My son was excited at the prospect of getting pretty much undivided time with his mum and decided to make the most of it! It is not an exaggeration to say that every 2 minutes we spent in the shop my son would exclaim: 'Can I have this?' Normally this is reserved until we get to that dreaded part in the store where there are a few shelves of toys and books. But this time it was every aisle! He wanted specific kinds of yoghurts, fruit, crisps, sweets, drinks and even when we got to the clothes section he had a paddy (tantrum) when I declined to buy him the new pair of pj's he wanted with the picture of the sports car. I've never experienced anything like it. All of a sudden my son has turned into a shoppaholic and no amount of 'we don't have any money to buy that' or 'you'll need to save up some pennies for that' or 'perhaps this is something that you can get for your birthday' did not cut it with him. So, my big question is: how can I instill in my son a healthy understanding of money and spending and bring up a boy who is more concerned to give than receive?

I have a few ideas. Crosswalk also have their 10 Tips for Teaching Kids about Money. Any more suggestions?

Friday, May 02, 2008

Single in Christ

Continuing our discussion on singleness, John Piper preached this sermon last week which I have found challenging as someone who is married with children. There are many times when I find myself idolizing my marriage and family life. I needed to be reminded once again that these things are temporary and that my relationship with Christ defines the value of my life. To be in Christ is to have God's best, it is not his gift of a husband and children.

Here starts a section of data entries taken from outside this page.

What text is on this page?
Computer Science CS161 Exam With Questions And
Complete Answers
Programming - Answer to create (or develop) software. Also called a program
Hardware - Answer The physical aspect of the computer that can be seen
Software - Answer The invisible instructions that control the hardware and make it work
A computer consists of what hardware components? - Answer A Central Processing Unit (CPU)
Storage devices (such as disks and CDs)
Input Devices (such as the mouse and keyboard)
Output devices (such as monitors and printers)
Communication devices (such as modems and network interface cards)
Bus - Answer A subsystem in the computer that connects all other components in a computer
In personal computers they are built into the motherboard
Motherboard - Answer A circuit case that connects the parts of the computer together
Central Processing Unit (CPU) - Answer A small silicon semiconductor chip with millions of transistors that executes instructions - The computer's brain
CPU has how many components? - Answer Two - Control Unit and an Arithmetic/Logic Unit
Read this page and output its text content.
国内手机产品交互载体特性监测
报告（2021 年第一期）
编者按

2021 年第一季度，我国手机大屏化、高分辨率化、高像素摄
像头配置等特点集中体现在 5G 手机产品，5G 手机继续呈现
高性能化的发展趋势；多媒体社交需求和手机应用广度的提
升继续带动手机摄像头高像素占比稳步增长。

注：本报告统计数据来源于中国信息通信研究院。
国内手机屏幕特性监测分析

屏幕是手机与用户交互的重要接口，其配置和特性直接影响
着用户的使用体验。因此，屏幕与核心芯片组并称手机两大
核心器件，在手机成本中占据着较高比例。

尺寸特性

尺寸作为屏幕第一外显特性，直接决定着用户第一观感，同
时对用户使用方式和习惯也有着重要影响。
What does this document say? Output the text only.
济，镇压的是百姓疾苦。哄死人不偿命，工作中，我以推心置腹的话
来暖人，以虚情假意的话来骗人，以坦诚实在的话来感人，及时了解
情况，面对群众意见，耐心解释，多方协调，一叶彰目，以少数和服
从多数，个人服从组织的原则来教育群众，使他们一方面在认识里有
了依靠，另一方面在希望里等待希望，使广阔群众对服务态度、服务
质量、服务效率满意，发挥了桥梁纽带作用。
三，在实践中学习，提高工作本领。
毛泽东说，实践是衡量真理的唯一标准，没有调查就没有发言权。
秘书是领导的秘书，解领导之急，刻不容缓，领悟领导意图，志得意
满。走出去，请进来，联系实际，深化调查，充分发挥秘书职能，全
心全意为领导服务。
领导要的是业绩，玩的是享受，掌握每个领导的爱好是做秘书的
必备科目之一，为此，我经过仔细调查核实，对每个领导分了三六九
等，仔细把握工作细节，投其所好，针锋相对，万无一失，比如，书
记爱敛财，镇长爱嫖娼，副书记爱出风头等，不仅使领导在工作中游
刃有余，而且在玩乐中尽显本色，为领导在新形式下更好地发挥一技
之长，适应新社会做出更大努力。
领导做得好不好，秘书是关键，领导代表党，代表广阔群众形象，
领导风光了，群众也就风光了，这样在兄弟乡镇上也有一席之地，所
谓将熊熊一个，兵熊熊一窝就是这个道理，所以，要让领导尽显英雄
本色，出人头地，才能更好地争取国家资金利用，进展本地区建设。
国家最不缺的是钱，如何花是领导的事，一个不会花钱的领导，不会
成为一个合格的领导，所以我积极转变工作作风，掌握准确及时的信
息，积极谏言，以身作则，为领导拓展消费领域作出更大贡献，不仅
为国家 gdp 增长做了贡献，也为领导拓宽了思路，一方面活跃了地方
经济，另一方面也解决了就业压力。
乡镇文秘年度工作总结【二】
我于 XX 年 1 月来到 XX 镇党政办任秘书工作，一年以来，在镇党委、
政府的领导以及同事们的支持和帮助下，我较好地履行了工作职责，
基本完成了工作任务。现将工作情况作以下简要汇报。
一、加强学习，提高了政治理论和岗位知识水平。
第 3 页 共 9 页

The following is an excerpt from the sermon of which I encourage you, whether single or married, to listen to and gain wisdom.
My main point is that God promises those of you who remain single in Christ blessings that are better than the blessings of marriage and children, and he calls you to display, by the Christ-exalting devotion of your singleness, the truths about Christ and his kingdom that shine more clearly through singleness than through marriage and childrearing. The truths, namely,
  1. That the family of God grows not by propagation through sexual intercourse, but by regeneration through faith in Christ;1
  2. That relationships in Christ are more permanent, and more precious, than relationships in families (and, of course, it is wonderful when relationships in families are also relationships in Christ; but we know that is often not the case);
  3. That marriage is temporary, and finally gives way to the relationship to which it was pointing all along: Christ and the church—the way a picture is no longer needed when you see face to face;
  4. That faithfulness to Christ defines the value of life; all other relationships get their final significance from this. No family relationship is ultimate; relationship to Christ is.

To say the main point more briefly: God promises spectacular blessings to those of you who remain single in Christ, and he gives you an extraordinary calling for your life. To be single in Christ is, therefore, not a falling short of God’s best, but a path of Christ-exalting, covenant-keeping obedience that many are called to walk.